On 2/19/06, YAMAMOTO Takashi <yamt@mwd.biglobe.ne.jp> wrote:
> btw, s/core/coredump/ might be better as "core" is a too vague term.

And too arcane.  Very few people use core memory any more.  Most
administrators don't know what it is.  I recall a story where a user
wrote a document called core one time, and spent a great deal of time
on it before the cron jobs helpfully removed it.
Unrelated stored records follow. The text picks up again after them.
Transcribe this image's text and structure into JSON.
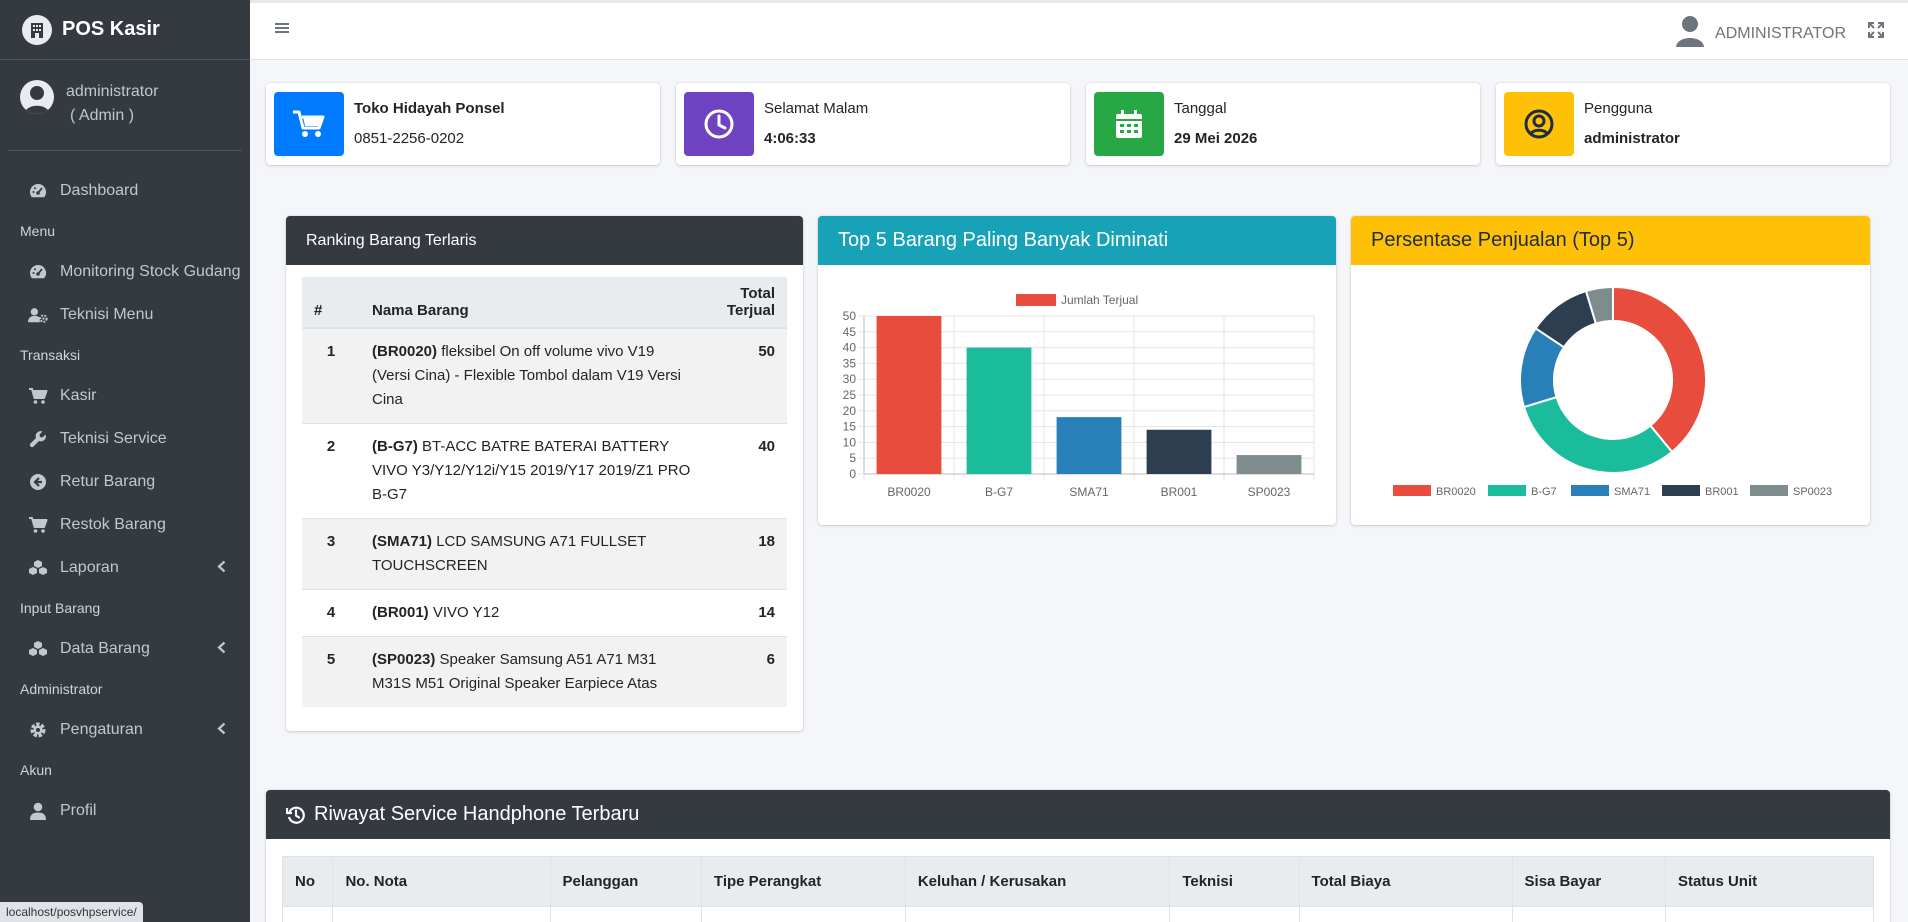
{
  "app": {
    "brand": "POS Kasir"
  },
  "user_panel": {
    "name": "administrator",
    "role": "( Admin )"
  },
  "sidebar": {
    "items": [
      {
        "type": "item",
        "label": "Dashboard",
        "icon": "tachometer-icon",
        "name": "sidebar-item-dashboard"
      },
      {
        "type": "header",
        "label": "Menu"
      },
      {
        "type": "item",
        "label": "Monitoring Stock Gudang",
        "icon": "tachometer-icon",
        "name": "sidebar-item-monitoring-stock"
      },
      {
        "type": "item",
        "label": "Teknisi Menu",
        "icon": "user-cog-icon",
        "name": "sidebar-item-teknisi-menu"
      },
      {
        "type": "header",
        "label": "Transaksi"
      },
      {
        "type": "item",
        "label": "Kasir",
        "icon": "cart-icon",
        "name": "sidebar-item-kasir"
      },
      {
        "type": "item",
        "label": "Teknisi Service",
        "icon": "wrench-icon",
        "name": "sidebar-item-teknisi-service"
      },
      {
        "type": "item",
        "label": "Retur Barang",
        "icon": "arrow-circle-left-icon",
        "name": "sidebar-item-retur-barang"
      },
      {
        "type": "item",
        "label": "Restok Barang",
        "icon": "cart-icon",
        "name": "sidebar-item-restok-barang"
      },
      {
        "type": "item",
        "label": "Laporan",
        "icon": "cubes-icon",
        "name": "sidebar-item-laporan",
        "caret": true
      },
      {
        "type": "header",
        "label": "Input Barang"
      },
      {
        "type": "item",
        "label": "Data Barang",
        "icon": "cubes-icon",
        "name": "sidebar-item-data-barang",
        "caret": true
      },
      {
        "type": "header",
        "label": "Administrator"
      },
      {
        "type": "item",
        "label": "Pengaturan",
        "icon": "gear-icon",
        "name": "sidebar-item-pengaturan",
        "caret": true
      },
      {
        "type": "header",
        "label": "Akun"
      },
      {
        "type": "item",
        "label": "Profil",
        "icon": "user-icon",
        "name": "sidebar-item-profil"
      }
    ]
  },
  "status_url": "localhost/posvhpservice/",
  "topbar": {
    "user_label": "ADMINISTRATOR"
  },
  "info_boxes": {
    "store": {
      "title": "Toko Hidayah Ponsel",
      "phone": "0851-2256-0202",
      "color": "#007bff"
    },
    "greeting": {
      "label": "Selamat Malam",
      "time": "4:06:33",
      "color": "#6f42c1"
    },
    "date": {
      "label": "Tanggal",
      "value": "29 Mei 2026",
      "color": "#28a745"
    },
    "user": {
      "label": "Pengguna",
      "value": "administrator",
      "color": "#ffc107"
    }
  },
  "ranking": {
    "title": "Ranking Barang Terlaris",
    "headers": {
      "no": "#",
      "name": "Nama Barang",
      "total_line1": "Total",
      "total_line2": "Terjual"
    },
    "rows": [
      {
        "no": "1",
        "code": "(BR0020)",
        "desc": "fleksibel On off volume vivo V19 (Versi Cina) - Flexible Tombol dalam V19 Versi Cina",
        "total": "50"
      },
      {
        "no": "2",
        "code": "(B-G7)",
        "desc": "BT-ACC BATRE BATERAI BATTERY VIVO Y3/Y12/Y12i/Y15 2019/Y17 2019/Z1 PRO B-G7",
        "total": "40"
      },
      {
        "no": "3",
        "code": "(SMA71)",
        "desc": "LCD SAMSUNG A71 FULLSET TOUCHSCREEN",
        "total": "18"
      },
      {
        "no": "4",
        "code": "(BR001)",
        "desc": "VIVO Y12",
        "total": "14"
      },
      {
        "no": "5",
        "code": "(SP0023)",
        "desc": "Speaker Samsung A51 A71 M31 M31S M51 Original Speaker Earpiece Atas",
        "total": "6"
      }
    ]
  },
  "bar_card": {
    "title": "Top 5 Barang Paling Banyak Diminati"
  },
  "donut_card": {
    "title": "Persentase Penjualan (Top 5)"
  },
  "chart_data": [
    {
      "type": "bar",
      "categories": [
        "BR0020",
        "B-G7",
        "SMA71",
        "BR001",
        "SP0023"
      ],
      "series": [
        {
          "name": "Jumlah Terjual",
          "values": [
            50,
            40,
            18,
            14,
            6
          ]
        }
      ],
      "colors": [
        "#e74c3c",
        "#1abc9c",
        "#2980b9",
        "#2c3e50",
        "#7f8c8d"
      ],
      "legend_color": "#e74c3c",
      "yticks": [
        "0",
        "5",
        "10",
        "15",
        "20",
        "25",
        "30",
        "35",
        "40",
        "45",
        "50"
      ],
      "ylim": [
        0,
        50
      ],
      "grid": true,
      "legend": "top"
    },
    {
      "type": "pie",
      "labels": [
        "BR0020",
        "B-G7",
        "SMA71",
        "BR001",
        "SP0023"
      ],
      "values": [
        50,
        40,
        18,
        14,
        6
      ],
      "colors": [
        "#e74c3c",
        "#1abc9c",
        "#2980b9",
        "#2c3e50",
        "#7f8c8d"
      ],
      "legend": "bottom"
    }
  ],
  "service": {
    "title": "Riwayat Service Handphone Terbaru",
    "headers": [
      "No",
      "No. Nota",
      "Pelanggan",
      "Tipe Perangkat",
      "Keluhan / Kerusakan",
      "Teknisi",
      "Total Biaya",
      "Sisa Bayar",
      "Status Unit"
    ]
  }
}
I'm of the opinion that the primary reason firewalls are successful as
network security devices is that they put most of the network security
decisions in one place.  You could theoretically run around and employ
access controls on every daemon in the enterprise, but it is a lot
less error-prone and time-consuming to do it at the network ingress
node.  If you scatter them about, it seems like you're going to run a
higher risk of one or more being missed or misunderstood.  Even if
there's a list in a file, in practice some amount of administrators
aren't going to bother to read it, or won't notice the cross-reference
from whatever other document they're studying.  I best most will just
looking at the output of sysctl -a and trying to "wing it".  I'm just
trying to approach this from a pragmatic, human-factors sort of
viewpoint, and I think if you don't group them, more break-ins will
occur as a consequence, and given the choice between inelegant and
0wned, I know which I'd choose.

Is there any way to maybe mark the security-related ones without
grouping them under security?  For example, a prefix or suffix?  Or a
binary flag, and a flag to sysctl to only list the security-relevant
knobs?  Or printing a divider other than a colon in the sysctl output,
after the name (I suggest an exclamation point)?